Early-life seizures prematurely switch on key synapses in the brain that may contribute to further neurodevelopmental delay in children with autism and other intellectual disabilities, suggests a new study from researchers at Penn Medicine published online in Cell Reports. Importantly, the study shows that an existing targeted therapy may keep those synapses “silent” after seizures to allow the brain to develop normally during a critical time in a person’s life. “Silent” synapses become active with experience, and removal of the reservoir of these synapses due to seizures results in a decreased capacity to engage these synapses in later learning.

 
Seizures from epilepsy early on in life have been linked to autism and other disorders—up to 40 percent of children with autism have epilepsy, for instance. However, mechanisms behind that relationship have been less understood. What is known is that early development of the brain involves a series of “critical periods” where synapses tied to learning and language skills are gradually activated. Seizures can lead to learning and cognition issues, past research has shown, but how they affect the critical periods of development remained unknown until now.

 
“Understanding the precise synaptic changes following seizures gives an opportunity to find treatments that can prevent this early ‘unsilencing,’” said senior author Frances E. Jensen, MD, chair of the department of Neurology and a professor of Neurology in the Perelman School of Medicine at the University of Pennsylvania. “The timing is important: We need to stop it right after the seizures and before a critical period of development in a child’s life so the brain can develop without any problems that may lead to future impairments.”

 
According to recent estimates from the Centers for Disease Control and Prevention, about one in 60 children in the United States has autism. Up to 40 percent of children with autism and intellectual disabilities also suffer from epilepsy, and approximately 35 percent of children with infantile spasms develop long-term intellectual disabilities, including autism.

 
In preclinical studies, the team discovered that following induced seizures “silent” thalamocortical synapses in the auditory cortex containing only NMDA receptors switched to “unsilent” synapses with both NMDA and AMPA receptors. Thalamocortical pathways are the main route of sensory information to the cerebral cortex, and the NMDA and AMPA receptors play important roles in learning and forming new memories. This premature activation of the synapses with the additional AMPA receptor is what created a disruption in the auditory synapses days later during the critical period of development in mice, they found.

 
The researchers induced seizures in mice with pentylenetetrazol, or PTZ, injections and used voltage-sensitive dye (VSD) imaging to monitor, measure, and visualize brain activity in the auditory cortex.

 
Next, the researchers investigated what impact an AMPA receptor antagonist, an antiepileptic and anticonvulsant drug known as NBQX, would have on the synapses because past studies had shown that inactivation of AMPA receptors with the drug had prevented seizure-induced changes in the neurons of the hippocampus.

 
In seizure-induced mice, NBQX treatment reduced AMPA receptor enhancement and premature “unsilencing” of the thalamocortical synapses, and also restored synaptic plasticity during the critical period, the researchers reported. Control mice injected with saline after seizures showed impaired synaptic plasticity, which was consistent with the prior observations.

 
The new findings reveal a mechanism for the relationship between seizures and later-in-life cognitive impairment, as well as a much-needed potential treatment avenue to pursue.
“This is proof of principle that synaptic plasticity is a dynamic target for the treatment of autism and intellectual disabilities that accompany early-life seizures,” Jensen said. “Further exploration will not only gain more insight into the etiology and treatment of autism, but also other neurodevelopmental disorders.”

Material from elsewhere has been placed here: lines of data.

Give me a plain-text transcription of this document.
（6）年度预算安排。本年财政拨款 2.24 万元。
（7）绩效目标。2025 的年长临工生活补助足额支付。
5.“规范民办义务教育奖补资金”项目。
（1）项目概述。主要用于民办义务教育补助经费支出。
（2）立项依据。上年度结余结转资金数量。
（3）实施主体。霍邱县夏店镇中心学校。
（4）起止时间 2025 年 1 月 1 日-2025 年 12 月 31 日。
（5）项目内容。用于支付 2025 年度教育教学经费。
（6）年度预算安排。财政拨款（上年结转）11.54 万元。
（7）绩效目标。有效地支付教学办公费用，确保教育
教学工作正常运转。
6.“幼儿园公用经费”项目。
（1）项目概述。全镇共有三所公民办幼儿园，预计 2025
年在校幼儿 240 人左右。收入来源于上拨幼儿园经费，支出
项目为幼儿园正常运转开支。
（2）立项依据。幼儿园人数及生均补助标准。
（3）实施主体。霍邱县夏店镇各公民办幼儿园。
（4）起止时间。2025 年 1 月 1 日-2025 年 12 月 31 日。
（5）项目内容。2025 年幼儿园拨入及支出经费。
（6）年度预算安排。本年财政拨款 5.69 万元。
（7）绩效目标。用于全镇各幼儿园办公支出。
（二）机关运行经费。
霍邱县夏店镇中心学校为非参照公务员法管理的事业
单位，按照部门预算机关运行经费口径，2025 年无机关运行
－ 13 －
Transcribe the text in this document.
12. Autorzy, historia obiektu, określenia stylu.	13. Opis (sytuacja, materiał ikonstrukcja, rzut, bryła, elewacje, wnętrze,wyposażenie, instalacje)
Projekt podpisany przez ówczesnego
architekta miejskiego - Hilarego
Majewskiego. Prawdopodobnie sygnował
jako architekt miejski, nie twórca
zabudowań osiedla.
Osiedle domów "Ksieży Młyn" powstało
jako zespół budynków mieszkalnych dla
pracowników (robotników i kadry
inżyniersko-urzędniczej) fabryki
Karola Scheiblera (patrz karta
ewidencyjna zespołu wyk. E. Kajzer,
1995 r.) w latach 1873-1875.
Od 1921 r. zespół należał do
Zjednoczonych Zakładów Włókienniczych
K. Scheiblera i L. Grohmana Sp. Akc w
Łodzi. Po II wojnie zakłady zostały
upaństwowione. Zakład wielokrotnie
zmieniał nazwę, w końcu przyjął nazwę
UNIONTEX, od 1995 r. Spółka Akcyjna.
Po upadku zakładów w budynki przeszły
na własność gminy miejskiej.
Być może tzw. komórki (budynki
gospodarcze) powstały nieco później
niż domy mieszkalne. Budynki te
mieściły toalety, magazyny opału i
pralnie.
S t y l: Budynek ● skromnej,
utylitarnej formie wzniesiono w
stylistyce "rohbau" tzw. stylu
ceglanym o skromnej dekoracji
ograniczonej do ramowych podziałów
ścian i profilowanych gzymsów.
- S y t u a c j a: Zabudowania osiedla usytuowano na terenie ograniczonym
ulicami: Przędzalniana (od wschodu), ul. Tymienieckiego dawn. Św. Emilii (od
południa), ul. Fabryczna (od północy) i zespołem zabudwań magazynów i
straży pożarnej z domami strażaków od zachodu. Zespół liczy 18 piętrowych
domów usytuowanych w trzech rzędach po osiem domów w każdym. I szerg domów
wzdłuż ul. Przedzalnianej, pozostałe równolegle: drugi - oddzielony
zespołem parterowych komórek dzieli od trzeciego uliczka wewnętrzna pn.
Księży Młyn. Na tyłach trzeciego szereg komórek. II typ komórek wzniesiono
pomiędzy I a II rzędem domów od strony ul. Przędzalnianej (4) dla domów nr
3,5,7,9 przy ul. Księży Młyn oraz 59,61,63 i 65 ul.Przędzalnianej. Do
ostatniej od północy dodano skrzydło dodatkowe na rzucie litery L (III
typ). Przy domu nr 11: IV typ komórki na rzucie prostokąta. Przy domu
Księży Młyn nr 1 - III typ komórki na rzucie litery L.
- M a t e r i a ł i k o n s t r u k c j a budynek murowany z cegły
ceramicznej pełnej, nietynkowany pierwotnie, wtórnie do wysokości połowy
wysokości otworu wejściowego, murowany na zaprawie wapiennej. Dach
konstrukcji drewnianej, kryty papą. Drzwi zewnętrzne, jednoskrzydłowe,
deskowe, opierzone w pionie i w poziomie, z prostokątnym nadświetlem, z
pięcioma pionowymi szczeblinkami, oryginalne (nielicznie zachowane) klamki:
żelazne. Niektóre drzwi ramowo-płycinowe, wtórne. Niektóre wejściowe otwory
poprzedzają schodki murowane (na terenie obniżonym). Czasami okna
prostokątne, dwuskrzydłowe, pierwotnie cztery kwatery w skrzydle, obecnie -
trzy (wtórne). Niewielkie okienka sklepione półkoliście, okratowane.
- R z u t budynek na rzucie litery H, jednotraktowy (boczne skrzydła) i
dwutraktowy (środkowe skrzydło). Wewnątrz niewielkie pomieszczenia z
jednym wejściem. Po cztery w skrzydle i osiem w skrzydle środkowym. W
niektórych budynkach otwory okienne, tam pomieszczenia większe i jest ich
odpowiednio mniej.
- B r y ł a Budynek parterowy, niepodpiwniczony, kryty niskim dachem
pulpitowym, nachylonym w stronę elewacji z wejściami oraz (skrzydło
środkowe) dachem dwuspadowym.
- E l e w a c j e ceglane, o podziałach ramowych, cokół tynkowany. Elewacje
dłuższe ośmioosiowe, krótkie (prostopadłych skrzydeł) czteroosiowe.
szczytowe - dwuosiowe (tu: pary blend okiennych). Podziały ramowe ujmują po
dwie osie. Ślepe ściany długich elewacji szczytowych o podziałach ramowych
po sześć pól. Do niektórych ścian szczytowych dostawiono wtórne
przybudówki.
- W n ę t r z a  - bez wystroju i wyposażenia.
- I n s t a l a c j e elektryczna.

Photo Credit: Penn Medicine
Photo of Frances E. Jensen, MD

Study co-authors include Hongyu Sun and Jocelyn J. Lippman-Bell from Penn, Ting Ting Wang, from Carleton University, and Anne E. Takesian and Takao K. Hensch, from Harvard University.
This work was supported by the National Institutes of Health (NS 031718, DP1 OD003347, P30 HD18655, DP1OD003699, and NS080565-01A1), the Canadian Institute for Advanced Research, Carleton University, a Natural Sciences and Engineering Research Council of Canada Q1 Discovery Grant (RGPIN06552), and the Nancy Lurie Mark Family Foundation.

 

Source: newswise.com –  Perelman School of Medicine at the University of Pennsylvania 

 

Can Marijuana Treat Autism? These Clinical Trials Aim to Find Out

Can Marijuana Treat Autism? These Clinical Trials Aim to Find Out

A growing number of clinical trials are looking into whether compounds in marijuana can be used to treat some of the symptoms of autism.

 
One of these clinical trials was just announced at the University of California, San Diego, and others are slated to take place in New York at Montefiore Medical Center and New York University, and in Israel at Shaare Zedek Medical Center.

 

These trials were prompted, in part, by the success of other clinical trials investigating whether cannabis could effectively and safely treat other neurological disorders, including two rare forms of epilepsy and a condition called fragile X syndrome. [7 Ways Marijuana May Affect the Brain] (more…)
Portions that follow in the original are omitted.